大きくて、けっこう遠くから見えるので、ついつい近寄っていきます。後で調べると、バスク出身のチリダという方の作品でした。私は、いいとも、悪いとも感じませんでした。
( ビルバオ市役所前の ひねり輪っか。エドアルド・チリダ作 )
( 輪っかアートを、しげしげと見る )
ネルビオン川沿い、サルベコスビアのたもとには、板チョコを猛スピードで人間が突き抜けたときに、人間の形にくり抜かれたような彫刻と、通った人物と思しき像があります。ちょっと遠くから1枚撮影したきりでした。手前のアイスクリーム屋さんの方に、気が向いていたので、えへへ・・・・・・・・、です。
( サルベコ・スビア下にちらりと見える、板チョコ通り抜けの彫刻、遠景 )
ビルバオの都心、アバンド地区の大通りや、交差点の広場にも彫像、彫刻がちょくちょく置いてあります。

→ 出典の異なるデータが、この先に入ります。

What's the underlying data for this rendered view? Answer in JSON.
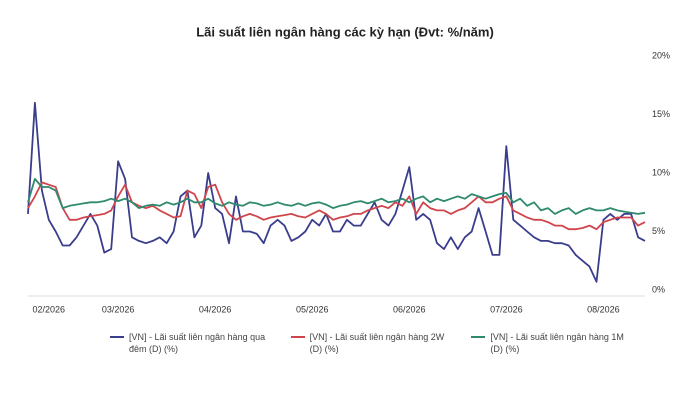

まず、モユア広場から北へ伸びるエルチラ通りにある、アルミ箔をぐしゃぐしゃにしたような彫刻。そばの地面に作家名、作品名が書いてあるので、読んだはずなのですが、そのまま通り過ぎたようです。
( 鉄で作った、くしゃくしゃアルミ箔のオブジェ )
モユア広場から、歩行者専用になっているエルチラ通りを1ブロック南下したあたりの交差点にあるのが、鋳物の風鈴です。スペインの誇る巨匠ベラスケスの代表作のひとつ「女官たち:Las Meninas」を題材にした彫刻です。頭のふんわりした髪型や、裾がふくれたスカートで、女官であることが分かります。私は、けっこう気に入りました。見るからに重そうな鋳物の量感が、派手ですが守旧的な宮廷人たちのイメージにぴったりです。下の方を蹴飛ばしても、びくともしません。大奥の怖さを体現しているようでした。
( 鋳物の風鈴、こと、ベラスケスの女官たちのイメージの像 )
オブジェでは、ありませんが、アバンド地区でも、ところどころに20世紀初頭の一軒家の豪邸が残っています。観光客に一番目につくのは、グッゲンハイム美術館から川沿いに東方向に歩いて行くと目にする屋敷でしょう。多くの方が、「あれは、何だ」と書いていますが、かのアスレチック・ビルバオの本部です。公式行事や記者会見を行なうときに使います。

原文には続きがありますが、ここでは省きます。